Une combinaison de facteurs
Mais aujourd'hui les coraux ne souffrent pas que de l'impact des produits solaires, qui est plutôt minoritaire. "Cette problématique vient s'additionner à d'autres : acidification de l'eau, arrachage des fonds marins, surpêche et mauvaises pratiques anthropiques, réchauffement climatique..." énumère Manuel Dietrich.
L'ANSES estime aujourd'hui que 20% des récifs coralliens à l'échelle de la planète, ont été irrémédiablement détruits au cours des dernières décennies. Dans l'un de ses rapports, le GIEC prévoyait la disparition de 70 à 90% des coraux à + 1,5°C de température.
Un avenir bien sombre en prévision pour les coraux si rien n'est fait.
Tant que les politiques ne légifèrent pas et n'interdisent pas certaines pratiques et substances, rien ne changera
Manuel DietrichPrésident de l'association Depth's Guard
Les coraux constituent des écosystèmes à eux seuls à proprement parler, ils accueillent à peu près 100 000 espèces en tout genre. Les océans contribuent à stocker du CO2.

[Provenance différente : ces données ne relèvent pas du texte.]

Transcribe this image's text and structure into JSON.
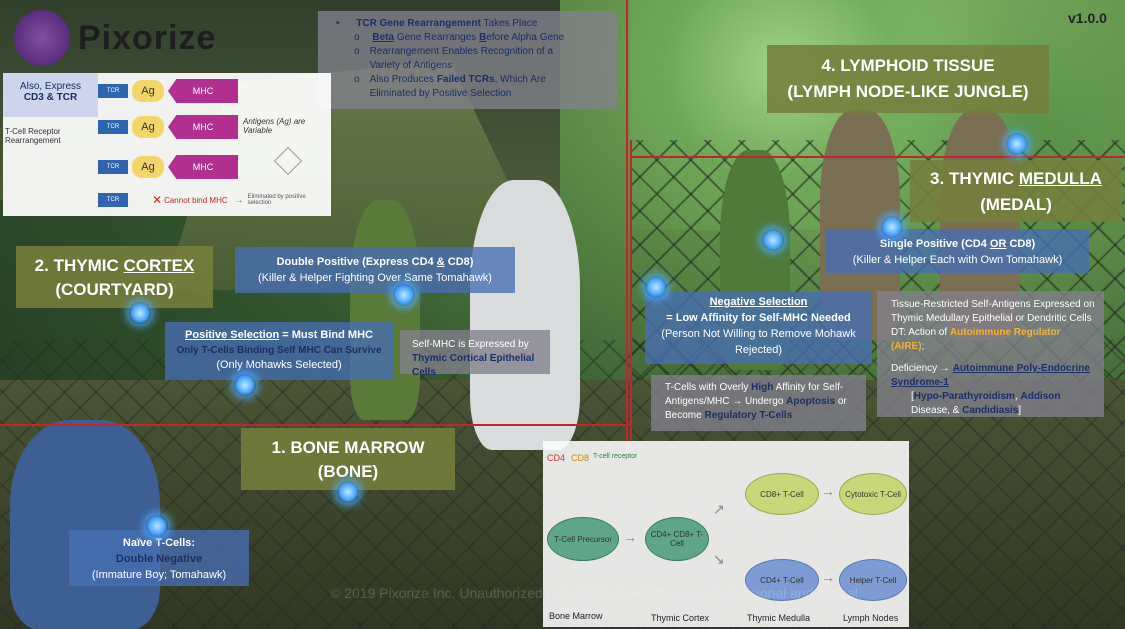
{
  "app": {
    "logo_text": "Pixorize",
    "version": "v1.0.0"
  },
  "top_info": {
    "line1_bold": "TCR Gene Rearrangement",
    "line1_rest": " Takes Place",
    "sub1_bold_u": "Beta",
    "sub1_mid": " Gene Rearranges ",
    "sub1_bold2_u": "B",
    "sub1_rest": "efore Alpha Gene",
    "sub2": "Rearrangement Enables Recognition of a Variety of Antigens",
    "sub3_start": "Also Produces ",
    "sub3_bold": "Failed TCRs",
    "sub3_rest": ", Which Are Eliminated by Positive Selection",
    "bullet": "•",
    "subbullet": "o"
  },
  "tcr_diagram": {
    "also_express": "Also, Express",
    "cd3_tcr": "CD3 & TCR",
    "rearrangement": "T-Cell Receptor Rearrangement",
    "antigens_variable": "Antigens (Ag) are Variable",
    "ag": "Ag",
    "mhc": "MHC",
    "tcr": "TCR",
    "cannot_bind": "Cannot bind MHC",
    "eliminated": "Eliminated by positive selection"
  },
  "stations": {
    "lymphoid": {
      "title": "4. LYMPHOID TISSUE",
      "subtitle": "(LYMPH NODE-LIKE JUNGLE)"
    },
    "medulla": {
      "title_pre": "3. THYMIC ",
      "title_u": "MEDULLA",
      "subtitle": "(MEDAL)"
    },
    "cortex": {
      "title_pre": "2. THYMIC ",
      "title_u": "CORTEX",
      "subtitle": "(COURTYARD)"
    },
    "marrow": {
      "title": "1. BONE MARROW",
      "subtitle": "(BONE)"
    }
  },
  "notes": {
    "double_positive": {
      "title_pre": "Double Positive (Express CD4 ",
      "title_u": "&",
      "title_post": " CD8)",
      "sub": "(Killer & Helper Fighting Over Same Tomahawk)"
    },
    "single_positive": {
      "title_pre": "Single Positive (CD4 ",
      "title_u": "OR",
      "title_post": " CD8)",
      "sub": "(Killer & Helper Each with Own Tomahawk)"
    },
    "positive_selection": {
      "title_u": "Positive Selection",
      "title_rest": " = Must Bind MHC",
      "line2": "Only T-Cells Binding Self MHC Can Survive",
      "line3": "(Only Mohawks Selected)"
    },
    "self_mhc": {
      "line1": "Self-MHC is Expressed by",
      "line2": "Thymic Cortical Epithelial Cells"
    },
    "negative_selection": {
      "title_u": "Negative Selection",
      "line2": "= Low Affinity for Self-MHC Needed",
      "line3": "(Person Not Willing to Remove Mohawk Rejected)"
    },
    "high_affinity": {
      "pre": "T-Cells with Overly ",
      "bold": "High",
      "mid": " Affinity for Self-Antigens/MHC → Undergo ",
      "bold2": "Apoptosis",
      "mid2": " or Become ",
      "bold3": "Regulatory T-Cells"
    },
    "tissue_restricted": {
      "line1": "Tissue-Restricted Self-Antigens Expressed on Thymic Medullary Epithelial or Dendritic Cells",
      "line2_pre": "DT: Action of ",
      "aire": "Autoimmune Regulator (AIRE)",
      "line2_post": ";",
      "def_pre": "Deficiency → ",
      "def_bold": "Autoimmune Poly-Endocrine Syndrome-1",
      "bracket_pre": "[",
      "hypo": "Hypo-Parathyroidism",
      "sep1": ", ",
      "addison": "Addison",
      "addison_rest": " Disease, & ",
      "candida": "Candidiasis",
      "bracket_post": "]"
    },
    "naive": {
      "line1": "Naïve T-Cells:",
      "line2": "Double Negative",
      "line3": "(Immature Boy; Tomahawk)"
    }
  },
  "flow_diagram": {
    "cd4": "CD4",
    "cd8": "CD8",
    "tcr": "T-cell receptor",
    "precursor": "T-Cell Precursor",
    "dp_cell": "CD4+ CD8+ T-Cell",
    "cd8_cell": "CD8+ T-Cell",
    "cd4_cell": "CD4+ T-Cell",
    "cytotoxic": "Cytotoxic T-Cell",
    "helper": "Helper T-Cell",
    "labels": [
      "Bone Marrow",
      "Thymic Cortex",
      "Thymic Medulla",
      "Lymph Nodes"
    ]
  },
  "watermark": "© 2019 Pixorize Inc. Unauthorized reproduction violates your professional and ethical"
}
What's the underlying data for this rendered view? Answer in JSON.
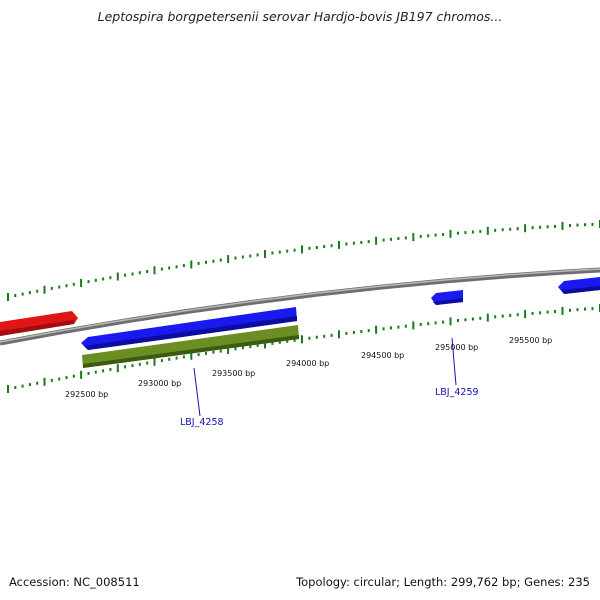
{
  "title": "Leptospira borgpetersenii serovar Hardjo-bovis JB197 chromos...",
  "footer": {
    "accession": "Accession: NC_008511",
    "summary": "Topology: circular; Length: 299,762 bp; Genes: 235"
  },
  "scale_labels": [
    "292500 bp",
    "293000 bp",
    "293500 bp",
    "294000 bp",
    "294500 bp",
    "295000 bp",
    "295500 bp"
  ],
  "gene_labels": [
    "LBJ_4258",
    "LBJ_4259"
  ],
  "colors": {
    "backbone": "#8c8c8c",
    "tick": "#1a7a1a",
    "forward_gene": "#1a1af0",
    "reverse_gene": "#e01515",
    "cds_feature": "#6b8e23",
    "gene_label": "#1010b0"
  }
}
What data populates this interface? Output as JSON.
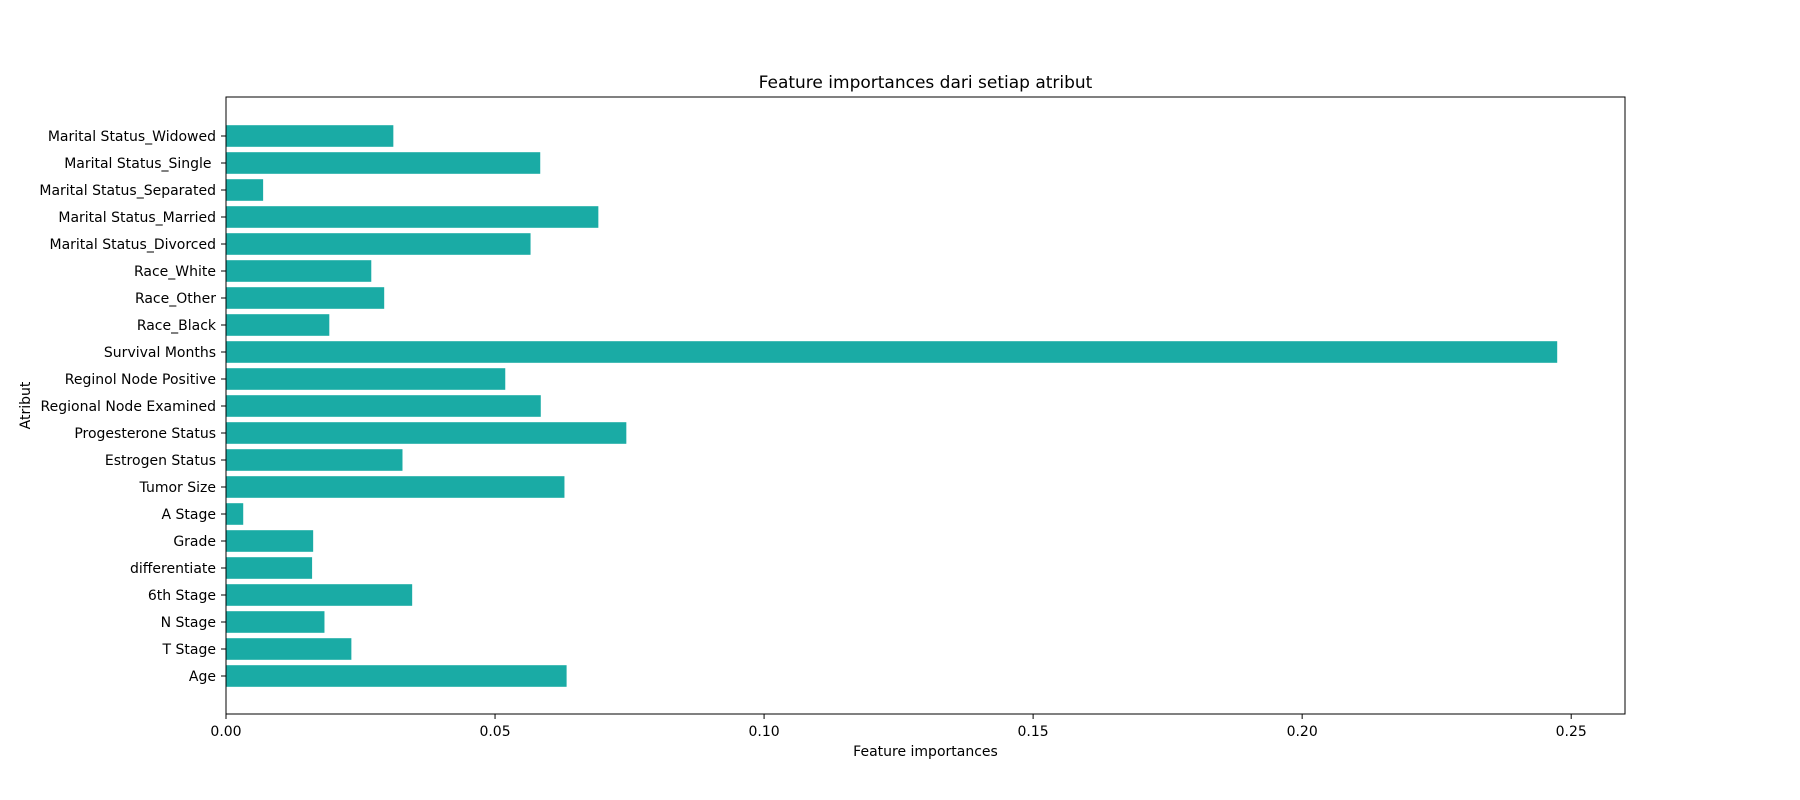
{
  "chart_data": {
    "type": "bar",
    "orientation": "horizontal",
    "title": "Feature importances dari setiap atribut",
    "xlabel": "Feature importances",
    "ylabel": "Atribut",
    "xlim": [
      0.0,
      0.26
    ],
    "xticks": [
      "0.00",
      "0.05",
      "0.10",
      "0.15",
      "0.20",
      "0.25"
    ],
    "grid": false,
    "bar_color": "#1aaba5",
    "categories": [
      "Age",
      "T Stage",
      "N Stage",
      "6th Stage",
      "differentiate",
      "Grade",
      "A Stage",
      "Tumor Size",
      "Estrogen Status",
      "Progesterone Status",
      "Regional Node Examined",
      "Reginol Node Positive",
      "Survival Months",
      "Race_Black",
      "Race_Other",
      "Race_White",
      "Marital Status_Divorced",
      "Marital Status_Married",
      "Marital Status_Separated",
      "Marital Status_Single ",
      "Marital Status_Widowed"
    ],
    "values": [
      0.0633,
      0.0233,
      0.0183,
      0.0346,
      0.016,
      0.0162,
      0.0032,
      0.0629,
      0.0328,
      0.0744,
      0.0585,
      0.0519,
      0.2474,
      0.0192,
      0.0294,
      0.027,
      0.0566,
      0.0692,
      0.0069,
      0.0584,
      0.0311
    ]
  }
}
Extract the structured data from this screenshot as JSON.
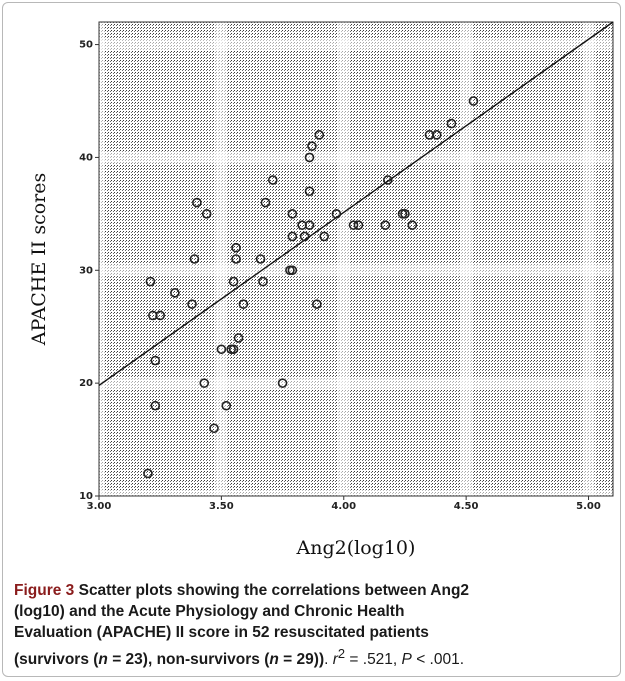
{
  "chart_data": {
    "type": "scatter",
    "xlabel": "Ang2(log10)",
    "ylabel": "APACHE II scores",
    "xlim": [
      3.0,
      5.1
    ],
    "ylim": [
      10,
      52
    ],
    "x_ticks": [
      "3.00",
      "3.50",
      "4.00",
      "4.50",
      "5.00"
    ],
    "x_tick_values": [
      3.0,
      3.5,
      4.0,
      4.5,
      5.0
    ],
    "y_ticks": [
      "10",
      "20",
      "30",
      "40",
      "50"
    ],
    "y_tick_values": [
      10,
      20,
      30,
      40,
      50
    ],
    "grid": true,
    "fit_line": {
      "x": [
        3.0,
        5.1
      ],
      "y": [
        19.8,
        52.0
      ]
    },
    "points": [
      {
        "x": 3.2,
        "y": 12
      },
      {
        "x": 3.21,
        "y": 29
      },
      {
        "x": 3.22,
        "y": 26
      },
      {
        "x": 3.23,
        "y": 22
      },
      {
        "x": 3.23,
        "y": 18
      },
      {
        "x": 3.25,
        "y": 26
      },
      {
        "x": 3.31,
        "y": 28
      },
      {
        "x": 3.38,
        "y": 27
      },
      {
        "x": 3.39,
        "y": 31
      },
      {
        "x": 3.4,
        "y": 36
      },
      {
        "x": 3.43,
        "y": 20
      },
      {
        "x": 3.44,
        "y": 35
      },
      {
        "x": 3.47,
        "y": 16
      },
      {
        "x": 3.5,
        "y": 23
      },
      {
        "x": 3.52,
        "y": 18
      },
      {
        "x": 3.54,
        "y": 23
      },
      {
        "x": 3.55,
        "y": 29
      },
      {
        "x": 3.55,
        "y": 23
      },
      {
        "x": 3.56,
        "y": 32
      },
      {
        "x": 3.56,
        "y": 31
      },
      {
        "x": 3.57,
        "y": 24
      },
      {
        "x": 3.59,
        "y": 27
      },
      {
        "x": 3.66,
        "y": 31
      },
      {
        "x": 3.67,
        "y": 29
      },
      {
        "x": 3.68,
        "y": 36
      },
      {
        "x": 3.71,
        "y": 38
      },
      {
        "x": 3.75,
        "y": 20
      },
      {
        "x": 3.78,
        "y": 30
      },
      {
        "x": 3.79,
        "y": 30
      },
      {
        "x": 3.79,
        "y": 35
      },
      {
        "x": 3.79,
        "y": 33
      },
      {
        "x": 3.83,
        "y": 34
      },
      {
        "x": 3.84,
        "y": 33
      },
      {
        "x": 3.86,
        "y": 34
      },
      {
        "x": 3.86,
        "y": 37
      },
      {
        "x": 3.86,
        "y": 40
      },
      {
        "x": 3.87,
        "y": 41
      },
      {
        "x": 3.89,
        "y": 27
      },
      {
        "x": 3.9,
        "y": 42
      },
      {
        "x": 3.92,
        "y": 33
      },
      {
        "x": 3.97,
        "y": 35
      },
      {
        "x": 4.04,
        "y": 34
      },
      {
        "x": 4.06,
        "y": 34
      },
      {
        "x": 4.17,
        "y": 34
      },
      {
        "x": 4.18,
        "y": 38
      },
      {
        "x": 4.24,
        "y": 35
      },
      {
        "x": 4.25,
        "y": 35
      },
      {
        "x": 4.28,
        "y": 34
      },
      {
        "x": 4.35,
        "y": 42
      },
      {
        "x": 4.38,
        "y": 42
      },
      {
        "x": 4.44,
        "y": 43
      },
      {
        "x": 4.53,
        "y": 45
      }
    ]
  },
  "caption": {
    "figure_label": "Figure 3",
    "line1_rest": " Scatter plots showing the correlations between Ang2",
    "line2": "(log10) and the Acute Physiology and Chronic Health",
    "line3": "Evaluation (APACHE) II score in 52 resuscitated patients",
    "line4_a": "(survivors (",
    "n1_var": "n",
    "n1_rest": " = 23), non-survivors (",
    "n2_var": "n",
    "n2_rest": " = 29))",
    "stats_a": ". ",
    "r_var": "r",
    "r_sup": "2",
    "stats_b": " = .521, ",
    "p_var": "P",
    "stats_c": " < .001."
  }
}
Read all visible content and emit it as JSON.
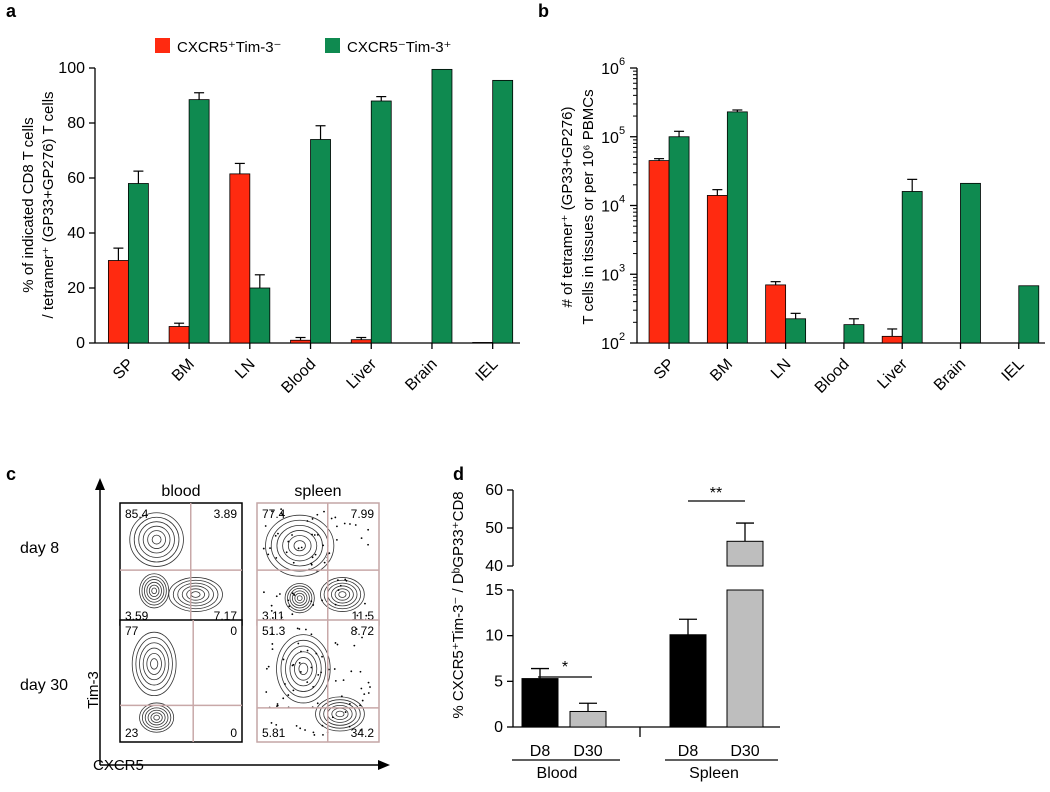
{
  "panels": {
    "a": "a",
    "b": "b",
    "c": "c",
    "d": "d"
  },
  "colors": {
    "red": "#FF2A10",
    "green": "#0F8A50",
    "black": "#000000",
    "gray": "#BEBEBE",
    "gate": "#C8A8A8"
  },
  "chart_data": [
    {
      "type": "bar",
      "panel": "a",
      "categories": [
        "SP",
        "BM",
        "LN",
        "Blood",
        "Liver",
        "Brain",
        "IEL"
      ],
      "series": [
        {
          "name": "CXCR5⁺Tim-3⁻",
          "color": "#FF2A10",
          "values": [
            30,
            6,
            61.5,
            1,
            1.2,
            null,
            0.2
          ],
          "errors": [
            4.5,
            1.2,
            3.8,
            1,
            0.8,
            null,
            0
          ]
        },
        {
          "name": "CXCR5⁻Tim-3⁺",
          "color": "#0F8A50",
          "values": [
            58,
            88.5,
            20,
            74,
            88,
            99.5,
            95.5
          ],
          "errors": [
            4.5,
            2.5,
            4.8,
            5,
            1.6,
            0,
            0
          ]
        }
      ],
      "ylim": [
        0,
        100
      ],
      "yticks": [
        "0",
        "20",
        "40",
        "60",
        "80",
        "100"
      ],
      "ylabel_lines": [
        "% of indicated CD8 T cells",
        "/ tetramer⁺ (GP33+GP276) T cells"
      ],
      "xlabel": "",
      "legend": "top"
    },
    {
      "type": "bar",
      "panel": "b",
      "yscale": "log",
      "categories": [
        "SP",
        "BM",
        "LN",
        "Blood",
        "Liver",
        "Brain",
        "IEL"
      ],
      "series": [
        {
          "name": "CXCR5⁺Tim-3⁻",
          "color": "#FF2A10",
          "values": [
            45000,
            14000,
            700,
            null,
            125,
            null,
            null
          ],
          "errors_upper": [
            48000,
            17000,
            780,
            null,
            160,
            null,
            null
          ]
        },
        {
          "name": "CXCR5⁻Tim-3⁺",
          "color": "#0F8A50",
          "values": [
            100000,
            230000,
            225,
            185,
            16000,
            21000,
            680
          ],
          "errors_upper": [
            120000,
            245000,
            270,
            225,
            24000,
            null,
            null
          ]
        }
      ],
      "ylim": [
        100,
        1000000
      ],
      "yticks": [
        {
          "base": "10",
          "exp": "2"
        },
        {
          "base": "10",
          "exp": "3"
        },
        {
          "base": "10",
          "exp": "4"
        },
        {
          "base": "10",
          "exp": "5"
        },
        {
          "base": "10",
          "exp": "6"
        }
      ],
      "ylabel_lines": [
        "# of tetramer⁺ (GP33+GP276)",
        "T cells in tissues or per 10⁶ PBMCs"
      ]
    },
    {
      "type": "other",
      "panel": "c",
      "column_headers": [
        "blood",
        "spleen"
      ],
      "row_headers": [
        "day 8",
        "day 30"
      ],
      "y_axis": "Tim-3",
      "x_axis": "CXCR5",
      "plots": [
        {
          "tl": "85.4",
          "tr": "3.89",
          "bl": "3.59",
          "br": "7.17"
        },
        {
          "tl": "77.4",
          "tr": "7.99",
          "bl": "3.11",
          "br": "11.5"
        },
        {
          "tl": "77",
          "tr": "0",
          "bl": "23",
          "br": "0"
        },
        {
          "tl": "51.3",
          "tr": "8.72",
          "bl": "5.81",
          "br": "34.2"
        }
      ]
    },
    {
      "type": "bar",
      "panel": "d",
      "categories": [
        "D8",
        "D30",
        "D8",
        "D30"
      ],
      "groups": [
        {
          "label": "Blood"
        },
        {
          "label": "Spleen"
        }
      ],
      "values": [
        5.3,
        1.7,
        10.1,
        46.5
      ],
      "errors": [
        1.1,
        0.9,
        1.7,
        4.8
      ],
      "bar_colors": [
        "#000000",
        "#BEBEBE",
        "#000000",
        "#BEBEBE"
      ],
      "axis_break": [
        15,
        40
      ],
      "yticks_lower": [
        "0",
        "5",
        "10",
        "15"
      ],
      "yticks_upper": [
        "40",
        "50",
        "60"
      ],
      "ylabel": "% CXCR5⁺Tim-3⁻ / DᵇGP33⁺CD8",
      "significance": [
        "*",
        "**"
      ]
    }
  ]
}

Dans la Méditerranée, l'association Depth's Guard, comme d'autres, constate bien l'effet du réchauffement de l'eau de l'eau sur eux. " Actuellement, on ne voit aucune régénération, il y a vraiment une diminution des coraux", atteste Manuel Dietrich.
Sandrine Treyvaud ajoute : " je vois qu'ils réagissent de plus en plus aux variations de températures. L'année dernière il y a eu une grosse perte de gorgones, la situation ne s'est pas améliorée depuis."
Face à la pollution des récifs coralliens avec des substances solaires, l'ANSES recommande de "créer ou de renforcer la surveillance et le suivi des substances chimiques ayant un impact sur les récifs coralliens."
Elle ajoute également : "un certain nombre de produits solaires apposent des mentions ou des pictogrammes mettant en avant leur respect du milieu marin. Ces marquages doivent être soutenus par des études menées sous la responsabilité des fabricants qui les vendent."